Is this %1 field based on the hostname requested by the client? If so, I doubt it would be available in the same form for certificates because some clients don’t send any hostname at the TLS layer.
Yes, as described in https://httpd.apache.org/docs/2.2/mod/mod_vhost_alias.html - this is derived from the requested URI, more precisely the hostname part.
When this occurs, we are on http layer - this is a http request, and the server, at this point, knowns the request and parses that into a path/filename.
so, it is not failing because of lack of servername info.
it is perfectly possible that i m missing something here - but:
can we agree that
in a virtual host scenario,
the http server picks the appropriate SSL cert based on the http request, as the cert is domain/host specific.
so, at this point, the http server knows the http request - else the whole vhost_alias would have to fail - which it does not.
Yes, you’re missing something indeed.
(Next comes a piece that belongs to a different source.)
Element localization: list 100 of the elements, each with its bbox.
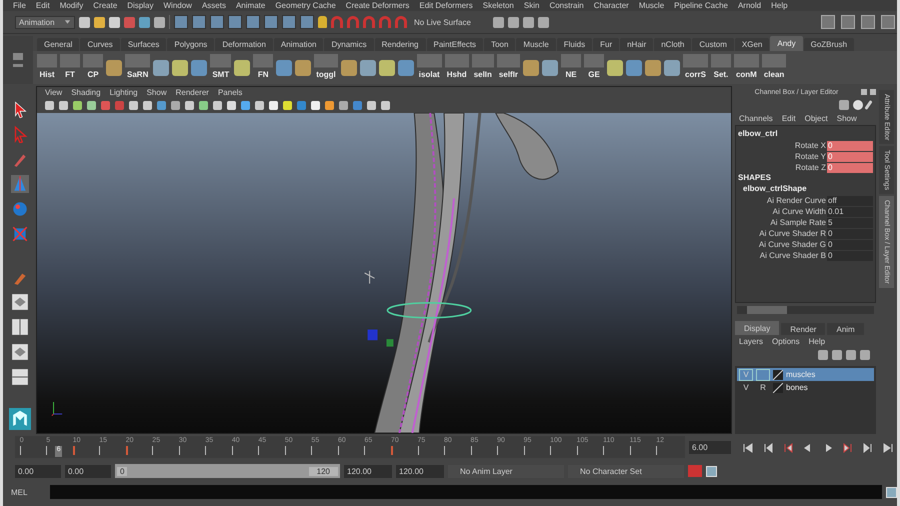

Apache is indeed able to differentiate between name based virtualhosts, also with TLS capabilities. But different from the non-TLS situation, it doesn’t use the HTTP Host header for that feature. It’s called Server Name Indication and is part of SSL/TLS, not HTTP. And not every OS/client combination is equipped with that feature, as @schoen already pointed out.
Ofcourse, you might argue why mod_ssl wouldn’t use SNI for dynamic certificate loading, but that’s not how mod_ssl works. As far as I know, all the TLS related directives are parsed at the start of Apache, not per connection.
As Apache is open source however, you might want to code a patch if you really want dynamic certificate loading! Happy coding
hehe - now we are talking - yes, i am aware i am not the first person who would wanna code a bridge between SNI and mod_ssl.
however, while i agree with what you say, i dont think it addresses my question - which in fact is only about dynamically finding a path to a file, based on info that the httpd server obviously has, at that point in time, as it can determine document root based on that.
i ll experiment with this a bit more and maybe be able to explain better.
thanks for the pointers @Osiris and @schoen -
they helped me finding a solution which is almost what i wanted.
mod_vhost_alias does the dynamic stuff, while i have to script Virtual Hosts including certs at startup.
(i might try mod_macro to do this more elegantly)
i guess the crucial point is really this:
While i have access to %0 per connection, obviously i dont have that at startup
but at least i now have all domains on one IP, and mod_vhost_alias co-existing with LE.
that's good already.
thank you again.
s.
Just wanting to know what your final fix was.
I too have mod_vhost_alias doing the dynamic stuff by VirtualDocumentRoot, but I’m not quite following what you have done with the certs and Virtual Hosts.
Were you able to use %0 to specify the cert path per connection?